Droplet impact on immiscible liquid pool: Multi-scale dynamics of entrapped air cushion at short timescales

TL;DR

This study reveals unique multi-scale hydrodynamic patterns in the thin air film during droplet impact on an immiscible liquid pool, combining experimental observations and theoretical analysis to uncover the underlying instabilities.

Contribution

It reports the first observation of spinodal and finger-like structures in entrapped air films during droplet impact, linking them to thin-film and Saffman-Taylor instabilities.

Findings

Identification of spinodal and finger-like structures in air films

Dependence of pattern scales on impact Weber number and viscosity ratios

Experimental and theoretical analysis of air film rupture dynamics

Abstract

We have detected unique hydrodynamic topology in thin air film surrounding the central air dimple formed during drop impact on an immiscible liquid pool.
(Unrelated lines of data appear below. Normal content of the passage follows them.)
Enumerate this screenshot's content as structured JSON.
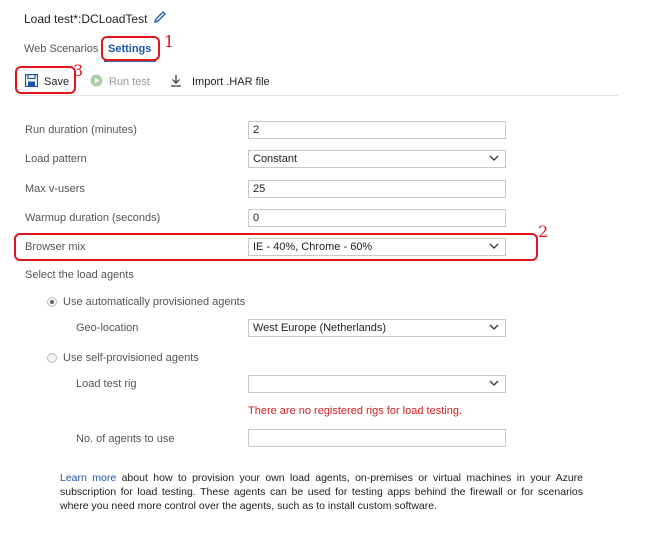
{
  "header": {
    "title": "Load test*:DCLoadTest"
  },
  "tabs": [
    {
      "label": "Web Scenarios"
    },
    {
      "label": "Settings"
    }
  ],
  "toolbar": {
    "save_label": "Save",
    "run_label": "Run test",
    "import_label": "Import .HAR file"
  },
  "form": {
    "run_duration": {
      "label": "Run duration (minutes)",
      "value": "2"
    },
    "load_pattern": {
      "label": "Load pattern",
      "value": "Constant"
    },
    "max_vusers": {
      "label": "Max v-users",
      "value": "25"
    },
    "warmup_duration": {
      "label": "Warmup duration (seconds)",
      "value": "0"
    },
    "browser_mix": {
      "label": "Browser mix",
      "value": "IE - 40%, Chrome - 60%"
    }
  },
  "agents": {
    "section_label": "Select the load agents",
    "auto_label": "Use automatically provisioned agents",
    "geo_label": "Geo-location",
    "geo_value": "West Europe (Netherlands)",
    "self_label": "Use self-provisioned agents",
    "rig_label": "Load test rig",
    "rig_value": "",
    "rig_error": "There are no registered rigs for load testing.",
    "num_agents_label": "No. of agents to use",
    "num_agents_value": ""
  },
  "info": {
    "link_text": "Learn more",
    "text": " about how to provision your own load agents, on-premises or virtual machines in your Azure subscription for load testing. These agents can be used for testing apps behind the firewall or for scenarios where you need more control over the agents, such as to install custom software."
  },
  "annotations": {
    "n1": "1",
    "n2": "2",
    "n3": "3"
  }
}
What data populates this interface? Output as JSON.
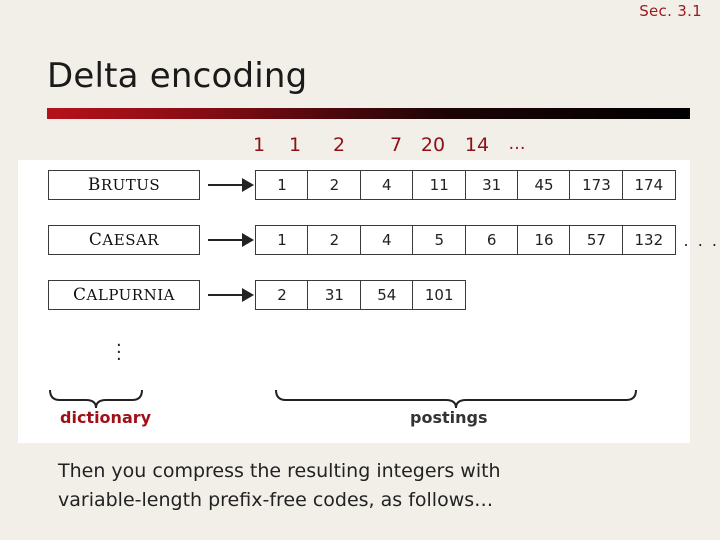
{
  "slide": {
    "section_label": "Sec. 3.1",
    "title": "Delta encoding",
    "accent_color": "#9b1b22",
    "gap_numbers": [
      "1",
      "1",
      "2",
      "7",
      "20",
      "14",
      "…"
    ],
    "rows": [
      {
        "term": "Brutus",
        "postings": [
          "1",
          "2",
          "4",
          "11",
          "31",
          "45",
          "173",
          "174"
        ],
        "trailing": ""
      },
      {
        "term": "Caesar",
        "postings": [
          "1",
          "2",
          "4",
          "5",
          "6",
          "16",
          "57",
          "132"
        ],
        "trailing": ". . ."
      },
      {
        "term": "Calpurnia",
        "postings": [
          "2",
          "31",
          "54",
          "101"
        ],
        "trailing": ""
      }
    ],
    "vertical_ellipsis": "⋮",
    "brace_labels": {
      "dictionary": "dictionary",
      "postings": "postings"
    },
    "caption_line1": "Then you compress the resulting integers with",
    "caption_line2": "variable-length prefix-free codes, as follows…"
  }
}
The pattern resembles spinodal and finger-like structures typically found in various thin condensed matter systems. However, similar structures in thin entrapped gas films during drop impacts on solids or liquids have not been reported to date. The thickness profile and the associated dewetting dynamics in the entrapped air layer are investigated experimentally and theoretically using high-speed reflection interferometric imaging and linear stability analysis. We attribute the formation of multiscale thickness perturbations, associated ruptures, and finger-like protrusions in the draining air film as a combined artifact of thin-film and Saffman-Taylor instabilities. The characteristic length scales depend on the impact Weber number, the ratio of the liquid pool to droplet viscosity, and the ratio of air-water to air-oil surface tension.